Este precedente es determinante en la Pascua judía y en la cristiana, con coincidencias y diferencias narrativas. La Pascua, o Pésaj en hebrero, significa la libertad para los judíos: los descendientes de Abraham, a través de su hijo Isaac -a quien iba a sacrificar- fueron convertidos en esclavos en Egipto, luego de que José, bisnieto de Abraham, fue vendido como esclavo; y su familia lo siguió. El libro del Éxodo – Moisés sacando a los israelitas de Egipto- narra la décima plaga, que condenó a morir a todo primogénito de cada familia, incluida la del faraón, excepto aquellos que habitaran casas donde se sacrificó un cordero, y con su sangre pintadas sus puertas; ahí la muerte pasaría de largo. Este día fue llamado Pascua, o Paso.

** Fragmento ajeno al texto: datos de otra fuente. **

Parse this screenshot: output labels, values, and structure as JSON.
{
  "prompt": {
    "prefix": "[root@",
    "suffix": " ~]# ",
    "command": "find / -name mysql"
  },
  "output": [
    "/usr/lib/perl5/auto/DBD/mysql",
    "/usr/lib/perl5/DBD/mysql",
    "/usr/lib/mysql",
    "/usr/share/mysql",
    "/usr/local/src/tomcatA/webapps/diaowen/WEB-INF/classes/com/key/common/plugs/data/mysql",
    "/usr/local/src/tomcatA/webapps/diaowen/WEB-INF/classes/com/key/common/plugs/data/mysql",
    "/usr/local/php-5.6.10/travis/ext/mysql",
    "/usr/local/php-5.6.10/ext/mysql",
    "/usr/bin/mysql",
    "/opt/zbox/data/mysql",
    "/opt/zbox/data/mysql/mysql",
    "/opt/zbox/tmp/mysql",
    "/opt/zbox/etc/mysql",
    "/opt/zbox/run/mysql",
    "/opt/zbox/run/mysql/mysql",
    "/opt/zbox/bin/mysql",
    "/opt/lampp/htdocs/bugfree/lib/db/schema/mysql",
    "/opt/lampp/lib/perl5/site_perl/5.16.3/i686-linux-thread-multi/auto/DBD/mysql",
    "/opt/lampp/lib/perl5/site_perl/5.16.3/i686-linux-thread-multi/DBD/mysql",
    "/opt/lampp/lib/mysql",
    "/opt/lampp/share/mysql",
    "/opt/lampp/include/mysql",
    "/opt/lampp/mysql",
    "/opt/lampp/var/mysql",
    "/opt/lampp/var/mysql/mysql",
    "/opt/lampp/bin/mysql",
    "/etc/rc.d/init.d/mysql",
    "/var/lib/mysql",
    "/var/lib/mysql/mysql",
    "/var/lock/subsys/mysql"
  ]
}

El Evangelio revela el infinito amor de Dios a sus creaturas: Decreta que su Hijo viniera a este mundo asumiendo la naturaleza humana, para reparar nuestros pecados. Jesús recorría Judea y Galilea predicando el mensaje de amor de Dios al hombre, y condenaba avaricia, hipocresía y dureza de corazón de sacerdotes, escribas y fariseos, a quienes irritó. Vino la traición de Judas y el arresto y juicio de Jesús: “Llevaron a Jesús de Caifás al Pretorio. Pero ellos no entraron al Pretorio para no contaminarse y para así poder comer la Pascua”. Se entrelazan la crucifixión de Jesús y la Pascua judía, corroborada en las escrituras rabínicas del Talmud: “Jesús fue apresado en la víspera de Pascua….”. Y ejecutado en el día de Pascua del calendario judío, en el que los judíos matan un cordero en memoria de aquellos corderos que en Egipto hicieron que la muerte pasara de largo. Desde Isaac, hijo de Abraham, vienen anuncios del sacrificio del Cordero de Dios, el día conmemorativo de la primera Pascua. De ahí que la Semana Santa es movida cada año, al estar ligada a la Pascua judía, fija en el calendario judío que calcula el tiempo en forma distinta al calendario gregoriano.

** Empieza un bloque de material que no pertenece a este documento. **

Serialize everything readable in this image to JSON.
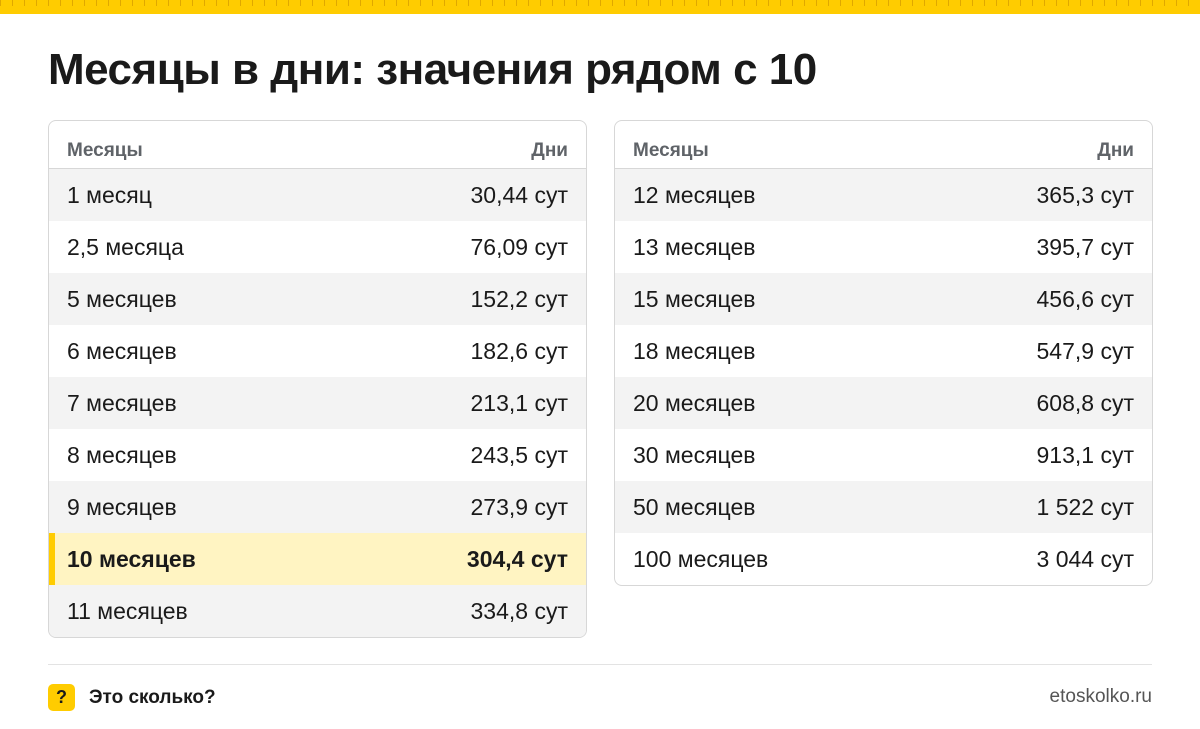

Jesús vivió y murió una muerte pública, y de ello hay testimonios históricos, aparte la Biblia, como los de Josefo, historiador y jefe militar judío que escribió: “En este tiempo existió un hombre sabio de nombre Jesús. Su conducta era buena y era considerado virtuoso. Muchos judíos y gente de otras naciones se convirtieron en discípulos suyos. Pilatos lo condenó a la crucifixión y a la muerte. Los convertidos en sus discípulos relataron que se les había aparecido tres días después de su crucifixión y que estaba vivo”. O el de Cornelio Tácito, gobernador historiador romano: “Nerón castigó con las penas más refinadas a unos… llamados cristianos. El que les daba este nombre, Cristo, había sido condenado a muerte durante el imperio de Tiberio por el procurador Poncio Pilato”.

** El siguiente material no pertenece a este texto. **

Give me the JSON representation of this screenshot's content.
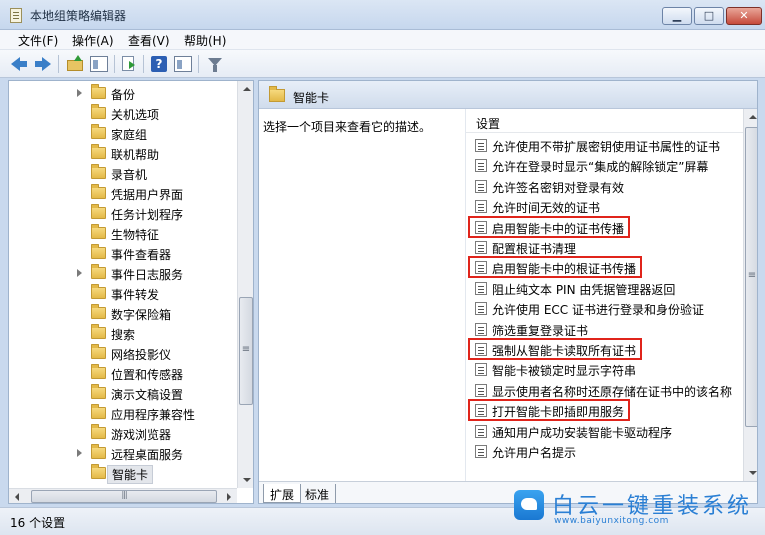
{
  "window": {
    "title": "本地组策略编辑器"
  },
  "menu": [
    "文件(F)",
    "操作(A)",
    "查看(V)",
    "帮助(H)"
  ],
  "tree": {
    "items": [
      {
        "label": "备份",
        "expandable": true
      },
      {
        "label": "关机选项",
        "expandable": false
      },
      {
        "label": "家庭组",
        "expandable": false
      },
      {
        "label": "联机帮助",
        "expandable": false
      },
      {
        "label": "录音机",
        "expandable": false
      },
      {
        "label": "凭据用户界面",
        "expandable": false
      },
      {
        "label": "任务计划程序",
        "expandable": false
      },
      {
        "label": "生物特征",
        "expandable": false
      },
      {
        "label": "事件查看器",
        "expandable": false
      },
      {
        "label": "事件日志服务",
        "expandable": true
      },
      {
        "label": "事件转发",
        "expandable": false
      },
      {
        "label": "数字保险箱",
        "expandable": false
      },
      {
        "label": "搜索",
        "expandable": false
      },
      {
        "label": "网络投影仪",
        "expandable": false
      },
      {
        "label": "位置和传感器",
        "expandable": false
      },
      {
        "label": "演示文稿设置",
        "expandable": false
      },
      {
        "label": "应用程序兼容性",
        "expandable": false
      },
      {
        "label": "游戏浏览器",
        "expandable": false
      },
      {
        "label": "远程桌面服务",
        "expandable": true
      },
      {
        "label": "智能卡",
        "expandable": false,
        "selected": true
      }
    ]
  },
  "right": {
    "header_title": "智能卡",
    "description": "选择一个项目来查看它的描述。",
    "column_header": "设置",
    "settings": [
      {
        "label": "允许使用不带扩展密钥使用证书属性的证书",
        "highlight": false
      },
      {
        "label": "允许在登录时显示“集成的解除锁定”屏幕",
        "highlight": false
      },
      {
        "label": "允许签名密钥对登录有效",
        "highlight": false
      },
      {
        "label": "允许时间无效的证书",
        "highlight": false
      },
      {
        "label": "启用智能卡中的证书传播",
        "highlight": true
      },
      {
        "label": "配置根证书清理",
        "highlight": false
      },
      {
        "label": "启用智能卡中的根证书传播",
        "highlight": true
      },
      {
        "label": "阻止纯文本 PIN 由凭据管理器返回",
        "highlight": false
      },
      {
        "label": "允许使用 ECC 证书进行登录和身份验证",
        "highlight": false
      },
      {
        "label": "筛选重复登录证书",
        "highlight": false
      },
      {
        "label": "强制从智能卡读取所有证书",
        "highlight": true
      },
      {
        "label": "智能卡被锁定时显示字符串",
        "highlight": false
      },
      {
        "label": "显示使用者名称时还原存储在证书中的该名称",
        "highlight": false
      },
      {
        "label": "打开智能卡即插即用服务",
        "highlight": true
      },
      {
        "label": "通知用户成功安装智能卡驱动程序",
        "highlight": false
      },
      {
        "label": "允许用户名提示",
        "highlight": false
      }
    ],
    "tabs": [
      "扩展",
      "标准"
    ]
  },
  "status": {
    "text": "16 个设置"
  },
  "watermark": {
    "main": "白云一键重装系统",
    "sub": "www.baiyunxitong.com"
  },
  "colors": {
    "highlight_border": "#e0241b",
    "accent": "#2a7fd4"
  }
}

Hasta que Jesús murió en la cruz, nadie podía ver a Dios cara a cara. Resucitó y recuperó la amistad del Creador con sus creaturas. “Si Cristo no resucitó, nuestra predicación no tiene sentido, ni la fe de ustedes”, concluye San Pablo. La creación no fue ociosa. Nos creó a su imagen y semejanza: pensar y amar, es vivir humanamente. Hagámoslo bien. Fuimos diseñados para alcanzar libremente la plenitud. Espíritus encarnados en cuerpos gloriosos, si elegimos bien. ¡Felices Pascuas!